When I got up to go to work on March 8, I left the house with one thing on my mind: the critical meetings I had scheduled that day. When I got into my truck, as is my habit, I switched on the radio, buckled my seat belt and headed south to Augusta to begin my day.
As reported in this newspaper, my routine was interrupted – spectacularly – half an hour later. Driving in the rain, I hadn’t noticed the rapid icing on the highway. I was startled by my truck suddenly sliding to the right, sideways, to catch the snowbank, flip upside-down, crash violently head-on into a ledge face and flip end over end. The back windows blew in, filling the truck cab with broken glass and snow.
The whole incident took no more than two seconds. When my truck came to rest, I sat in stunned silence in the wreckage that a moment before had been my pickup truck. At length, with the encouragement of a passerby, I unbuckled my seat belt and walked away.
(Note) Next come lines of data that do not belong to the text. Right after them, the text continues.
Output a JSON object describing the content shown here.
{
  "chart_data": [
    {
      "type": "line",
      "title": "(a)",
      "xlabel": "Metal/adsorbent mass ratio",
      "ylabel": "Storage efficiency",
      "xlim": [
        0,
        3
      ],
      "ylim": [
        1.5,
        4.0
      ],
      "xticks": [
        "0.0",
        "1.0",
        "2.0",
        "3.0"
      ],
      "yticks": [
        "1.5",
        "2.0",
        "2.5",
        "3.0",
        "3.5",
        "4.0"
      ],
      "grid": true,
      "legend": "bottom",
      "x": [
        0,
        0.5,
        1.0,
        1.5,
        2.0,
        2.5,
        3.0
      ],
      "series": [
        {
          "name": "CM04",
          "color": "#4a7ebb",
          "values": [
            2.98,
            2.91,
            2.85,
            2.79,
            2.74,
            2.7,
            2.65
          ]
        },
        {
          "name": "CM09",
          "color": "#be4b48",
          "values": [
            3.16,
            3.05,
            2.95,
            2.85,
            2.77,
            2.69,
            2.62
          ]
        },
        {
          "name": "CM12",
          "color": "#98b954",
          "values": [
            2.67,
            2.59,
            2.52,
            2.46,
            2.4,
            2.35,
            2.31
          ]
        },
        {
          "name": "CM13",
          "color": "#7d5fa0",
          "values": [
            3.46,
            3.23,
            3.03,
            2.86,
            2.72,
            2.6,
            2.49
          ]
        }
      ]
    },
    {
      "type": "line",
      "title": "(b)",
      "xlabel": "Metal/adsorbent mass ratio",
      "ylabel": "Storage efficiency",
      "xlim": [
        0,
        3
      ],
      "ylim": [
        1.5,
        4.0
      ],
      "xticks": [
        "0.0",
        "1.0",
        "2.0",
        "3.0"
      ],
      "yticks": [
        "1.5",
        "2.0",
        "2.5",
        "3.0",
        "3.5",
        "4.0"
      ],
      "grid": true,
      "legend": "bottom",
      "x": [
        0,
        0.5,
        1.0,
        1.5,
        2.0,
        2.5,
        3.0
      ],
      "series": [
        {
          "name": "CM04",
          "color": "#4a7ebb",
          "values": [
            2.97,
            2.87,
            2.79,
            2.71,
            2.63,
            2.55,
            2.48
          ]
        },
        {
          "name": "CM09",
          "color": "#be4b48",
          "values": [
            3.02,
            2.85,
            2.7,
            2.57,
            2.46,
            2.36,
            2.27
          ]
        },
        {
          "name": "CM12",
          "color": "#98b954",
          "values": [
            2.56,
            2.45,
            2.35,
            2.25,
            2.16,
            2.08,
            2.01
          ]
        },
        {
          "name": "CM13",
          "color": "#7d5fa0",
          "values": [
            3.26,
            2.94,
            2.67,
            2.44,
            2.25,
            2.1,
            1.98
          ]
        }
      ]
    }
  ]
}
Nearly 20 years ago I followed the same sequence at a summer job while I was a college student. At that time, I rode a motorcycle, and that other fateful morning I routinely slid my helmet on before I blithely headed out to work. Catching the edge of a patch of gravel on a turn, I slid off the road, went into a ditch and was catapulted head-first into the base of a tree. The only sound I remember hearing was the crack of the helmet against the trunk. I suffered a minor elbow fracture, but was otherwise fine.
In the fierce election campaign of 2002, I took part in a political event about the environment. That morning, I was in the bow of the lead canoe in the expedition. Despite the fact that I can’t swim a stroke, I only donned my life jacket to set a good example for other less-experienced boaters in our flotilla. The trip had been well planned by the organizers; we would be traveling by canoe from the Eddington Salmon Club launch to the Brewer public landing about a mile downriver on the Penobscot. We didn’t last long in the fast water, and I quickly found myself under the capsized canoe, bounding through rock-strewn rapids. I ruined some papers in my wallet, but thanks to the life jacket I had reluctantly put on, all I really suffered was humiliation.
There are currently pending proposals before the Legislature to ramp up enforcement of the seat belt law to a primary stop enforcement effort, and to once again require that motorcyclists wear helmets. Predictably, both proposals are being hotly contested – as they should be. I fully understand legislators’ resistance to the premise of government-prescribed remedies to the ills caused by the exercise of individual discretion. But it isn’t surprising that these bills have been introduced, nor is it surprising that they have such broad, bipartisan support, despite their inherently controversial nature.
I’m in as good a position as anyone to argue for the efficacy of the safety equipment mentioned above. It certainly works, and I am more than happy to proclaim that truth far and wide. My use of it stands as the sole reason why I’m around to write this today. I’m always surprised at how many people don’t make use of any of the equipment that’s saved my life. More alarming to me is my own inconsistent use of life jackets, helmets and seat belts over the years.
How many times have I jumped in the truck to run quickly to the store, and ignored – purposefully – putting on my seat belt? How often have I used a life jacket as a seat cushion? Tragedy doesn’t lay in wait only on long trips. Disaster makes no appointments. Accidents don’t go on three; they cheat, and sucker punch you when you’re not ready. They wait until you’re distracted, thinking and doing a hundred other things, and then they rip the rug out from under you, and steal away all you have, and cast to the wind everything you’ll ever be.
There’s a lot to be said for the liberty of making a choice as to whether or not you need safety equipment. There’s more to be said for being ready when your moment of truth comes. If you don’t use it and get home safe, all I can say is you’ve really gotten away with something.
The day I write this would have been the day of my funeral. I speak not only for myself; I lost a co-worker at the University of Maine to an identical car accident, who was ejected from his car, fatally, and sending his parents who depended on him to a nursing home. I also had a high school classmate who hit a stone wall on his motorcycle with no helmet, and who eventually also wound up in a nursing home. I was lucky enough and smart enough to have gotten in the habit of having my seat belt, helmet or life jacket on.
People may be right when they say that common sense can’t be legislated. More use of common sense, however, would mute the cries for more common-sense legislation.
Matthew Dunlap, of Old Town, is Maine’s 47th secretary of state.